Friday night was a Patriots' rally. I should sell at least a hundred, I thought. Two friends and I held up the shirts and chanted The Slogan. "Go back to business school!" jeered several onlookers.
Sunday night, one week to go. It was raining. I delivered 10 shirts for $50 to a church friend who planned to sell them to her piano students. Down to 650 shirts.
On Monday I went to Providence, R.I., to test the market there. I'd been overseeing boiler repairs in the schools there and had gotten to know a lot of the teachers. A phys. ed. instructor took 10 and sold them by the next day.
One of the school department's glaziers had an idea for a T-shirt for the Bears: a big bear pulling a Liberty Bell apart. He'd made a crayon sketch. I hired another artist and had a T-shirt on the presses Tuesday morning. Now I'd hedged the market. Whoever won, I was covered.
The Thursday before the game there was a going-away rally for the Pats in Foxborough, Mass. All the TV networks were there. Coach Berry signed several of my shirts for "the Collector's Edition" line. So did Andre Tippett and Steve Grogan.
As a Boston TV station interviewed Berry, I handed out T-shirts to everyone behind him. This is just the kind of exposure The Slogan needs, I thought. On "The Six O'Clock News," 15 or 20 Pats fans waved the shirts as Berry pontificated.
By Super Bowl Eve I was down to about 600 shirts. Plus 200 of the Bear pulling the Liberty Bell apart. There's only one way to move these shirts now: Get them to New Orleans.
In the days of People Express, it was cheaper to fly myself with the shirts as baggage than to express the shirts to the souvenir-store owner my boss knew in New Orleans. Trouble was, you can't get a seat to New Orleans the day before the Super Bowl. I had to fly to Jacksonville, Fla., and rent a car.
MY flight arrived at 4 a.m. Sunday morning. I ran to the rental-car desk. "Do you have anything that goes kind of - fast?"
"Well, we do have a red Firebird. It's cheaper than the mid-size."
I took it, and found that driving fast before dawn is fun. With a Massachusetts driver's license in the deep South, though, I also knew I could be in trouble. The South is Bears country.
Blue lights flashed behind me west of Pensacola, Fla.
"I'm sorry, officer," I said. "I'm trying to get to the Super Bowl before game time so I can sell these shirts. By the way, would you like one?"
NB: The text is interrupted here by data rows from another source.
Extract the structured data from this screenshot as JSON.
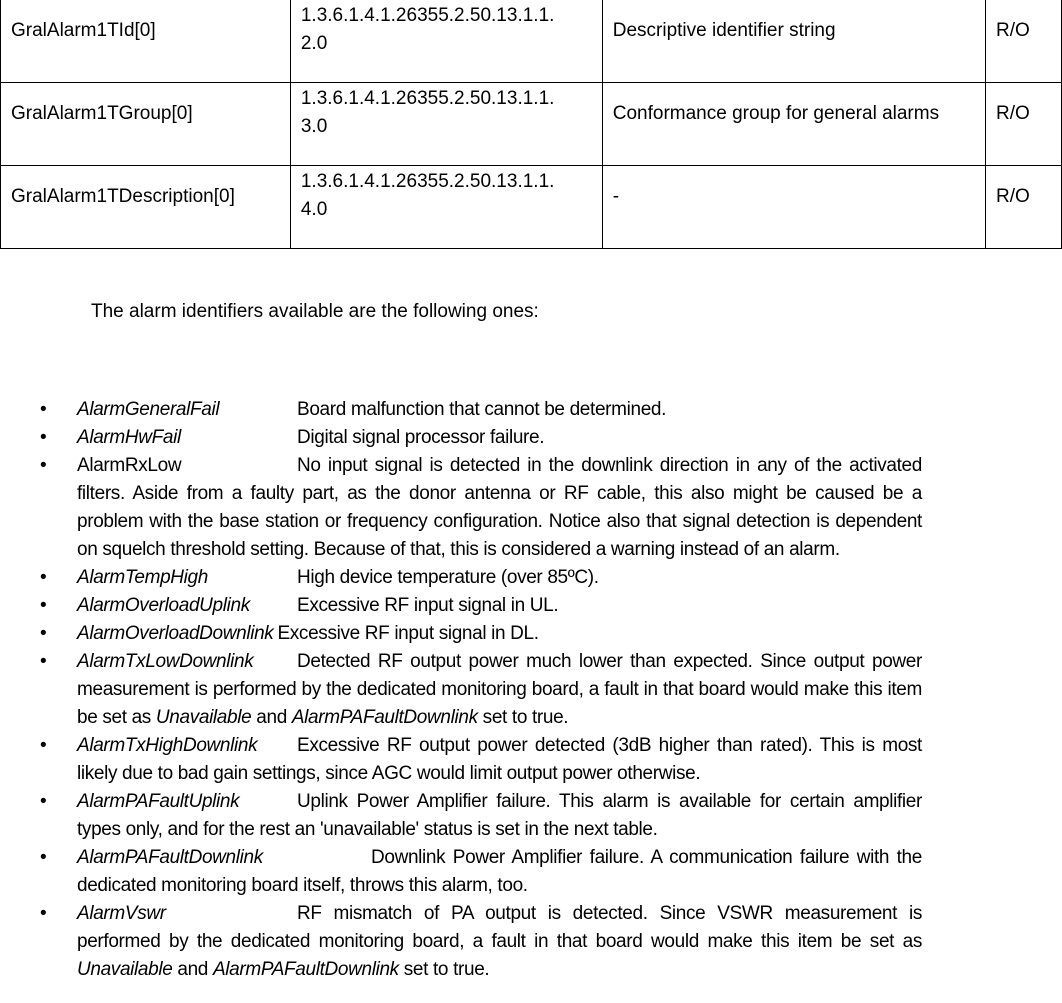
{
  "table": {
    "rows": [
      {
        "name": "GralAlarm1TId[0]",
        "oid_line1": "1.3.6.1.4.1.26355.2.50.13.1.1.",
        "oid_line2": "2.0",
        "description": "Descriptive identifier string",
        "access": "R/O"
      },
      {
        "name": "GralAlarm1TGroup[0]",
        "oid_line1": "1.3.6.1.4.1.26355.2.50.13.1.1.",
        "oid_line2": "3.0",
        "description": "Conformance group for general alarms",
        "access": "R/O"
      },
      {
        "name": "GralAlarm1TDescription[0]",
        "oid_line1": "1.3.6.1.4.1.26355.2.50.13.1.1.",
        "oid_line2": "4.0",
        "description": "-",
        "access": "R/O"
      }
    ]
  },
  "intro": "The alarm identifiers available are the following ones:",
  "bullet_glyph": "•",
  "alarms": [
    {
      "name": "AlarmGeneralFail",
      "desc": "Board malfunction that cannot be determined."
    },
    {
      "name": "AlarmHwFail",
      "desc": "Digital signal processor failure."
    },
    {
      "name": "AlarmRxLow",
      "desc": "No input signal is detected in the downlink direction in any of the activated filters. Aside from a faulty part, as the donor antenna or RF cable, this also might be caused be a problem with the base station or frequency configuration. Notice also that signal detection is dependent on squelch threshold setting. Because of that, this is considered a warning instead of an alarm."
    },
    {
      "name": "AlarmTempHigh",
      "desc": "High device temperature (over 85ºC)."
    },
    {
      "name": "AlarmOverloadUplink",
      "desc": "Excessive RF input signal in UL."
    },
    {
      "name": "AlarmOverloadDownlink",
      "desc": "Excessive RF input signal in DL."
    },
    {
      "name": "AlarmTxLowDownlink",
      "desc_a": "Detected RF output power much lower than expected. Since output power measurement is performed by the dedicated monitoring board, a fault in that board would make this item be set as ",
      "em1": "Unavailable",
      "desc_b": " and ",
      "em2": "AlarmPAFaultDownlink",
      "desc_c": " set to true."
    },
    {
      "name": "AlarmTxHighDownlink",
      "desc": "Excessive RF output power detected (3dB higher than rated). This is most likely due to bad gain settings, since AGC would limit output power otherwise."
    },
    {
      "name": "AlarmPAFaultUplink",
      "desc": "Uplink Power Amplifier failure. This alarm is available for certain amplifier types only, and for the rest an 'unavailable' status is set in the next table."
    },
    {
      "name": "AlarmPAFaultDownlink",
      "desc": "Downlink Power Amplifier failure. A communication failure with the dedicated monitoring board itself, throws this alarm, too."
    },
    {
      "name": "AlarmVswr",
      "desc_a": "RF mismatch of PA output is detected. Since VSWR measurement is performed by the dedicated monitoring board, a fault in that board would make this item be set as ",
      "em1": "Unavailable",
      "desc_b": " and ",
      "em2": "AlarmPAFaultDownlink",
      "desc_c": " set to true."
    }
  ]
}
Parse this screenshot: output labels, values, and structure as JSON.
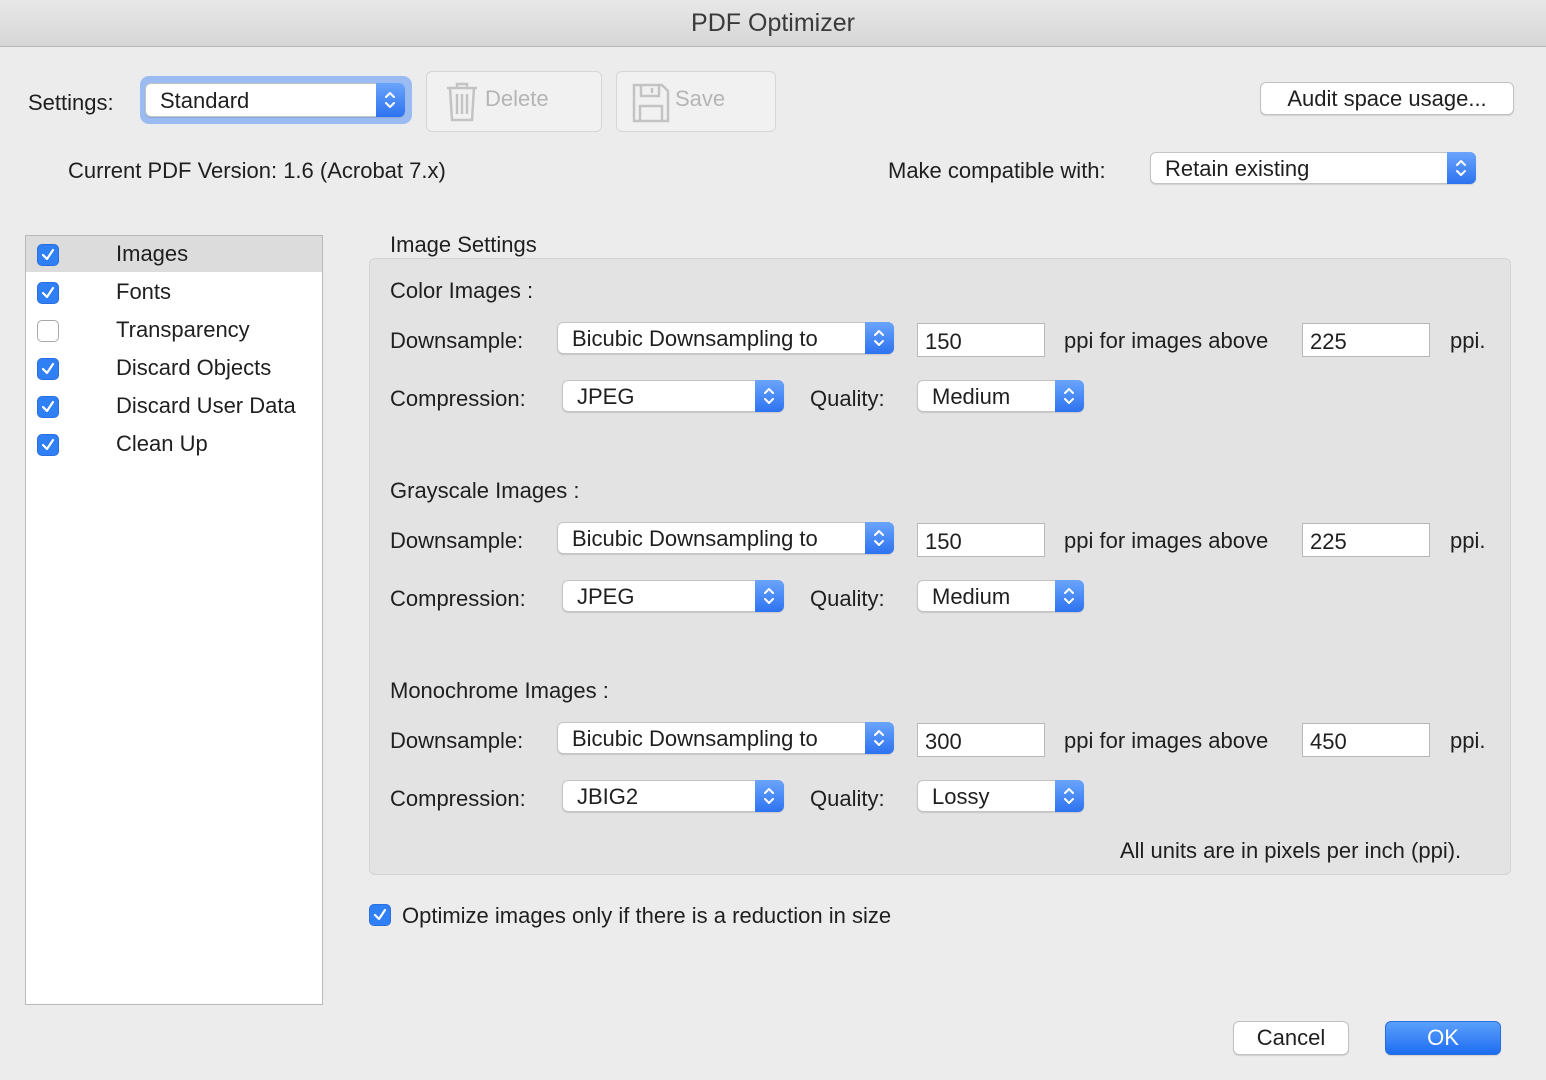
{
  "window": {
    "title": "PDF Optimizer"
  },
  "toolbar": {
    "settings_label": "Settings:",
    "settings_value": "Standard",
    "delete_label": "Delete",
    "save_label": "Save",
    "audit_label": "Audit space usage..."
  },
  "version": {
    "current_text": "Current PDF Version: 1.6 (Acrobat 7.x)",
    "compat_label": "Make compatible with:",
    "compat_value": "Retain existing"
  },
  "panels": [
    {
      "label": "Images",
      "checked": true,
      "selected": true
    },
    {
      "label": "Fonts",
      "checked": true,
      "selected": false
    },
    {
      "label": "Transparency",
      "checked": false,
      "selected": false
    },
    {
      "label": "Discard Objects",
      "checked": true,
      "selected": false
    },
    {
      "label": "Discard User Data",
      "checked": true,
      "selected": false
    },
    {
      "label": "Clean Up",
      "checked": true,
      "selected": false
    }
  ],
  "image_settings": {
    "title": "Image Settings",
    "downsample_label": "Downsample:",
    "compression_label": "Compression:",
    "quality_label": "Quality:",
    "ppi_above_label": "ppi for images above",
    "ppi_end_label": "ppi.",
    "groups": [
      {
        "title": "Color Images :",
        "downsample": "Bicubic Downsampling to",
        "ppi": "150",
        "above": "225",
        "compression": "JPEG",
        "quality": "Medium"
      },
      {
        "title": "Grayscale Images :",
        "downsample": "Bicubic Downsampling to",
        "ppi": "150",
        "above": "225",
        "compression": "JPEG",
        "quality": "Medium"
      },
      {
        "title": "Monochrome Images :",
        "downsample": "Bicubic Downsampling to",
        "ppi": "300",
        "above": "450",
        "compression": "JBIG2",
        "quality": "Lossy"
      }
    ],
    "units_note": "All units are in pixels per inch (ppi)."
  },
  "optimize_only": {
    "label": "Optimize images only if there is a reduction in size",
    "checked": true
  },
  "footer": {
    "cancel_label": "Cancel",
    "ok_label": "OK"
  },
  "colors": {
    "accent": "#2f7ff5",
    "background": "#ececec"
  }
}
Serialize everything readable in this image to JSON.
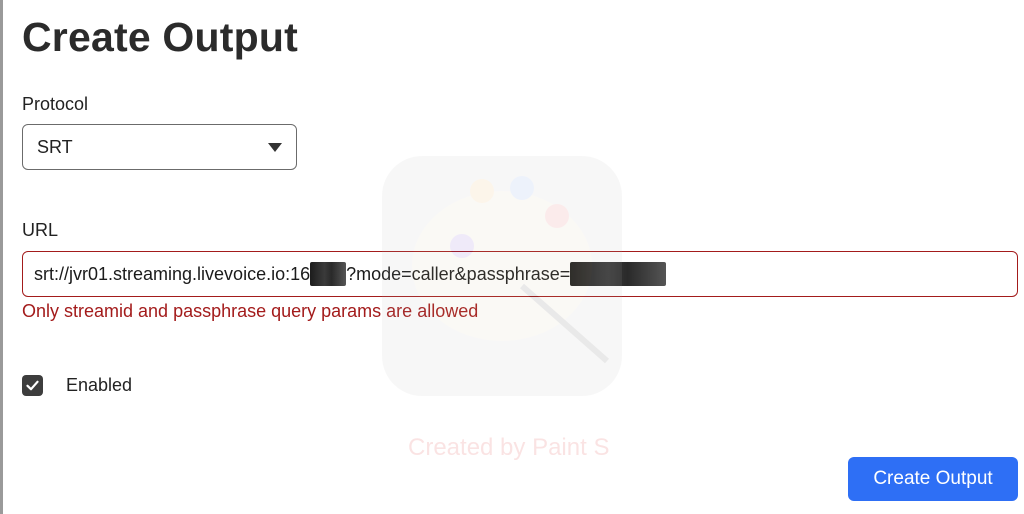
{
  "page": {
    "title": "Create Output"
  },
  "protocol": {
    "label": "Protocol",
    "selected": "SRT"
  },
  "url": {
    "label": "URL",
    "value_part1": "srt://jvr01.streaming.livevoice.io:16",
    "value_part2": "?mode=caller&passphrase=",
    "error": "Only streamid and passphrase query params are allowed",
    "error_color": "#a31b1b"
  },
  "enabled": {
    "label": "Enabled",
    "checked": true
  },
  "watermark": {
    "text": "Created by Paint S"
  },
  "actions": {
    "submit_label": "Create Output",
    "submit_color": "#2e6ff5"
  }
}
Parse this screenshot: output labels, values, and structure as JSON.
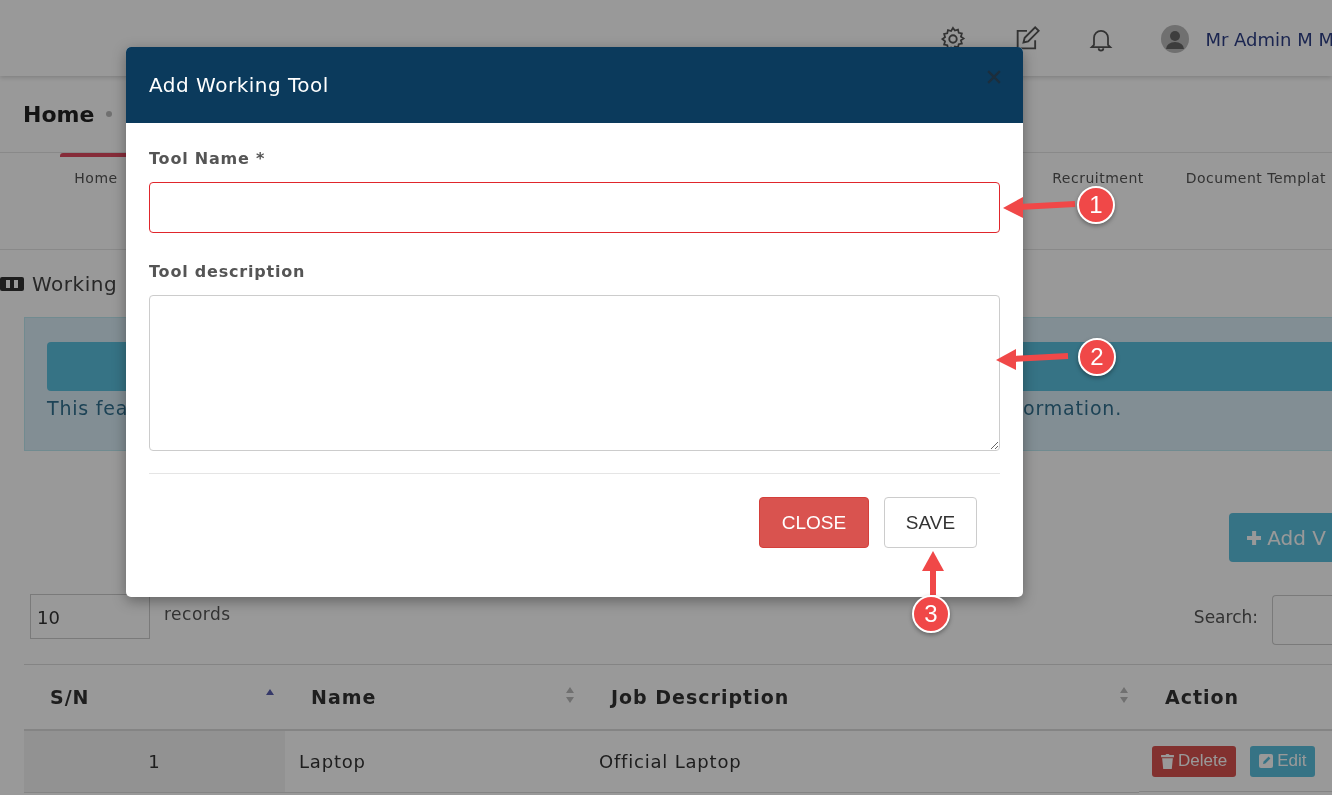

"Weyull, we'd just lahk to git yuh thayer in wun piece," he said. "Thank you kahndly for the shirt." He still gave me a ticket.
At 11 a.m. in New Orleans, my boss's friend's souvenir shop is packed with shirts, caps, pennants, hats. "I'm sorry," she said. "The box of shirts you sent me didn't sell. It's too late. Better luck next time."
I was crestfallen. The game was about to start. I had 600 shirts, only $700 in revenues, and costs that were dipping way into my savings. What to do?
Get out of New Orleans.
Back to People Express, to the Newark, N.J., hub, and on to Chicago. My hedging strategy might pay off. The score was 44 to 10, Bears. There will be victory celebrations and a new market in the Windy City.
At the victory celebration on Tuesday, though, Chicagoans just didn't get it.
"Look at the boy selling shirts!" said someone on the escalator at Grant Park station. Even with my magic- markered explanation of the imagery, no shirts sold. Bears quarterback Jim McMahon waved from the snowy podium by the Picasso sculpture on City Hall plaza.
"The pehrty's over, pehl," said a seasoned T-shirt vendor as he walked by. "Start thinkin' about baseball."
I flew back to Boston.
Eleven years later, I own a consulting business. I did not make a T-shirt for this Sunday's game. But I did have The Slogan: "Can the Packers."